Bitwise Sees a 2026 Bitcoin ATH—and the Fade of the Four‑Year Cycle
Bitwise expects Bitcoin to top $126,080 in 2026 and says the four‑year cycle is weakening, citing softer halving effects, rate cuts, ETF-driven flows, and fewer leverage blowups.

Because Bitcoin
December 17, 2025
The four‑year Bitcoin playbook has shaped allocation decisions for a decade. Bitwise now argues that script is losing its relevance—and that 2026, which tradition would tag as a “pullback year,” is more likely to deliver a new all‑time high above $126,080, the peak set in early October.
The firm’s case rests on the drivers that historically governed cycles losing bite: the halving’s mechanical supply shock, global rate policy whipsaws, and leverage-fueled boom‑bust dynamics. Bitwise’s read is that each of those forces is moderating at the same time a different engine—persistent institutional demand, unlocked by spot Bitcoin ETFs and improving regulatory tone—keeps absorbing supply. From that lens, the four‑year cadence looks more like a legacy heuristic than a reliable map.
Here’s the part many overlook: market microstructure has changed. ETF creations and redemptions convert episodic retail mania into steadier, rules-driven inflows from asset allocators. That dulls the halving’s punch; when demand is continuous and scalable, a periodic 50% cut in new issuance matters less to price than the daily elasticity of ETF flow. Rate cuts, if they arrive as Bitwise anticipates, reduce the opportunity cost of holding duration‑like assets and lower the hurdle for treasury committees to add a non‑yielding store‑of‑value sleeve. And with far less reflexive leverage sloshing around offshore venues, forced liquidations tend to be shallower—drawdowns still happen, but the air pockets are less catastrophic.
Current context is messy enough to test the thesis. Bitcoin recently traded near $87,800, up about 2% in the past 24 hours, yet more than 30% below its high. Despite printing fresh highs in 2025, the asset is down nearly 18% over the last year, per CoinGecko. Over the same period, the Nasdaq gained roughly 14.5% and the S&P 500 added 12%. Bitwise expects that link to equities to weaken in 2026 as regulatory progress and ongoing institutional adoption pull Bitcoin’s correlation lower. The firm even sees Bitcoin’s volatility coming in under Nvidia’s—no small claim given Nvidia’s role as the market’s AI proxy and the world’s largest public company by market cap.

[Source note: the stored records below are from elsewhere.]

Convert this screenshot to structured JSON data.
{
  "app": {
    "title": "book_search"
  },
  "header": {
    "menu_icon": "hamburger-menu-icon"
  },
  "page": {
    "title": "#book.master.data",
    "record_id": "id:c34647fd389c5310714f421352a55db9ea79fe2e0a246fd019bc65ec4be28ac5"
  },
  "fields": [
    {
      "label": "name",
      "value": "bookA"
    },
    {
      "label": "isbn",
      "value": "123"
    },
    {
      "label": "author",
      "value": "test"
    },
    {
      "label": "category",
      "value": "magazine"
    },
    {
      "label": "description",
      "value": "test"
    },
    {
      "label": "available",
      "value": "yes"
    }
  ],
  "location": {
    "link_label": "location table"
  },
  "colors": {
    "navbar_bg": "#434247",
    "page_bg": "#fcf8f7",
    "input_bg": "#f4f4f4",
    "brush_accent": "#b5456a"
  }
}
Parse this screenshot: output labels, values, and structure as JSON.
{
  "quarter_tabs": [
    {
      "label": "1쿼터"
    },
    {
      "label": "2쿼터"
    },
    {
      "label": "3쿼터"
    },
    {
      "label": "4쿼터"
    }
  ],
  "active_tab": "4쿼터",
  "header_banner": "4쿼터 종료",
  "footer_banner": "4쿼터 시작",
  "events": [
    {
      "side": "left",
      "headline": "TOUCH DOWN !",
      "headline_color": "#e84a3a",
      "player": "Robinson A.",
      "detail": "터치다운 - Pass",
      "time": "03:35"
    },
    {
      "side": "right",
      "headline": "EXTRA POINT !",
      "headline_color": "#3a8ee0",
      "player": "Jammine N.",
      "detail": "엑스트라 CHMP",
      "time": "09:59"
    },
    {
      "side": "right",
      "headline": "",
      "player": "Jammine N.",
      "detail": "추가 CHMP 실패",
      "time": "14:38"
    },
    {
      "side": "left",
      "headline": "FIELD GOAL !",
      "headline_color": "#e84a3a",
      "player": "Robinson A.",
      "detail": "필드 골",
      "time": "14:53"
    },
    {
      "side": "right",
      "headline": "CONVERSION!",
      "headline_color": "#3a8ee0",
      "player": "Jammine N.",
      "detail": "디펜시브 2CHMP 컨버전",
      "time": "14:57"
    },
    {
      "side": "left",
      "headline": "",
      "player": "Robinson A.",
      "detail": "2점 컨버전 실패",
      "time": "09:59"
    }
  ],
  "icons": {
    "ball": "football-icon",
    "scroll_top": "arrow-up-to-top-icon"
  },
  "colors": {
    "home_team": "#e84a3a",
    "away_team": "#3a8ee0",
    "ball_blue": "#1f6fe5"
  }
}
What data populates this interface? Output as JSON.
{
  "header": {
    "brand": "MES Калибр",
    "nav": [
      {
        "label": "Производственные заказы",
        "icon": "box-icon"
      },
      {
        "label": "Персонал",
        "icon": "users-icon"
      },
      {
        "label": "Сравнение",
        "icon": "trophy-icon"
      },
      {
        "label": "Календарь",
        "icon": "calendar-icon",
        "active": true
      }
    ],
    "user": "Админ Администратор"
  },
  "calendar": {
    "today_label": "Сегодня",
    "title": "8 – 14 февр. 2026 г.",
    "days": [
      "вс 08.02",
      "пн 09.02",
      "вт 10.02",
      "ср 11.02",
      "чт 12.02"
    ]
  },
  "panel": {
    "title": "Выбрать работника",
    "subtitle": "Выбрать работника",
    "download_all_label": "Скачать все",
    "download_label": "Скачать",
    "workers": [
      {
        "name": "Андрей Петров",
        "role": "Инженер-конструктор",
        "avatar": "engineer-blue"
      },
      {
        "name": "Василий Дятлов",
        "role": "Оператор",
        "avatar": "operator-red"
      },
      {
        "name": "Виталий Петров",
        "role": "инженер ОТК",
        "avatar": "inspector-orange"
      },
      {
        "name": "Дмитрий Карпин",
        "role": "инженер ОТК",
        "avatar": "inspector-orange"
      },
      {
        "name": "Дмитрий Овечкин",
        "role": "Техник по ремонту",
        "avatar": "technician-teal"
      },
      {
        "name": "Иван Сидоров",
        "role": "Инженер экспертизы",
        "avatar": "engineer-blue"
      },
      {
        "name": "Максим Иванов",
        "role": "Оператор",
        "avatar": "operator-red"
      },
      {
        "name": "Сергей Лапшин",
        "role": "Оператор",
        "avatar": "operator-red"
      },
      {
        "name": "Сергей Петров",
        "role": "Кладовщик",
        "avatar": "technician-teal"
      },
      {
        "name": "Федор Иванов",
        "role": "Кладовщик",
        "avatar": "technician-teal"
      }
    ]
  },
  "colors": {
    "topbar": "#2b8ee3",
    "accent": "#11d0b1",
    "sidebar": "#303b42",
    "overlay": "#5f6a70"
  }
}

Is that plausible? In a regime where a larger share of Bitcoin sits with mandates that rebalance, hedge, and think in risk budgets, realized volatility often compresses. Meanwhile, single‑name AI exposure can carry idiosyncratic event risk that keeps its vol elevated. If those vectors hold, investors could get the trifecta Bitwise sketches: stronger returns, lower volatility, and thinner correlations. It won’t feel like a meme‑coin melt‑up; it’s closer to liquidity gravity doing its job.
Bitwise extends the outlook beyond BTC. It expects crypto‑linked equities to outperform broad tech stocks and believes roughly half of Ivy League endowments will make crypto allocations. On the token side, the firm projects new highs for Ethereum and Solana—but with a condition: the CLARITY Act must pass. In Bitwise’s view, tokenization and stablecoins are the “megatrends” that disproportionately benefit those layer‑1s, and clear U.S. market structure—via the CLARITY Act, sometimes called the market structure bill—would cement the legal plumbing large institutions need to scale participation.
What would challenge this framework? A policy stumble that stalls the regulatory tailwind, ETF outflows that turn the demand spigot off, or a mispriced macro path for rate cuts could all re‑introduce the choppier, leverage‑heavy behaviors of prior cycles. Watch allocation behavior from pensions and endowments, the breadth of ETF creations, and cross‑asset vol regimes—those will tell you whether the cycle heuristic is truly fading or just pausing.
Bitwise’s message is simple: treat the four‑year cycle as a story investors tell themselves, not a law of physics. In a market rewired by ETFs, institutional process, and clearer rules, narratives that once timed tops and bottoms often lose their edge.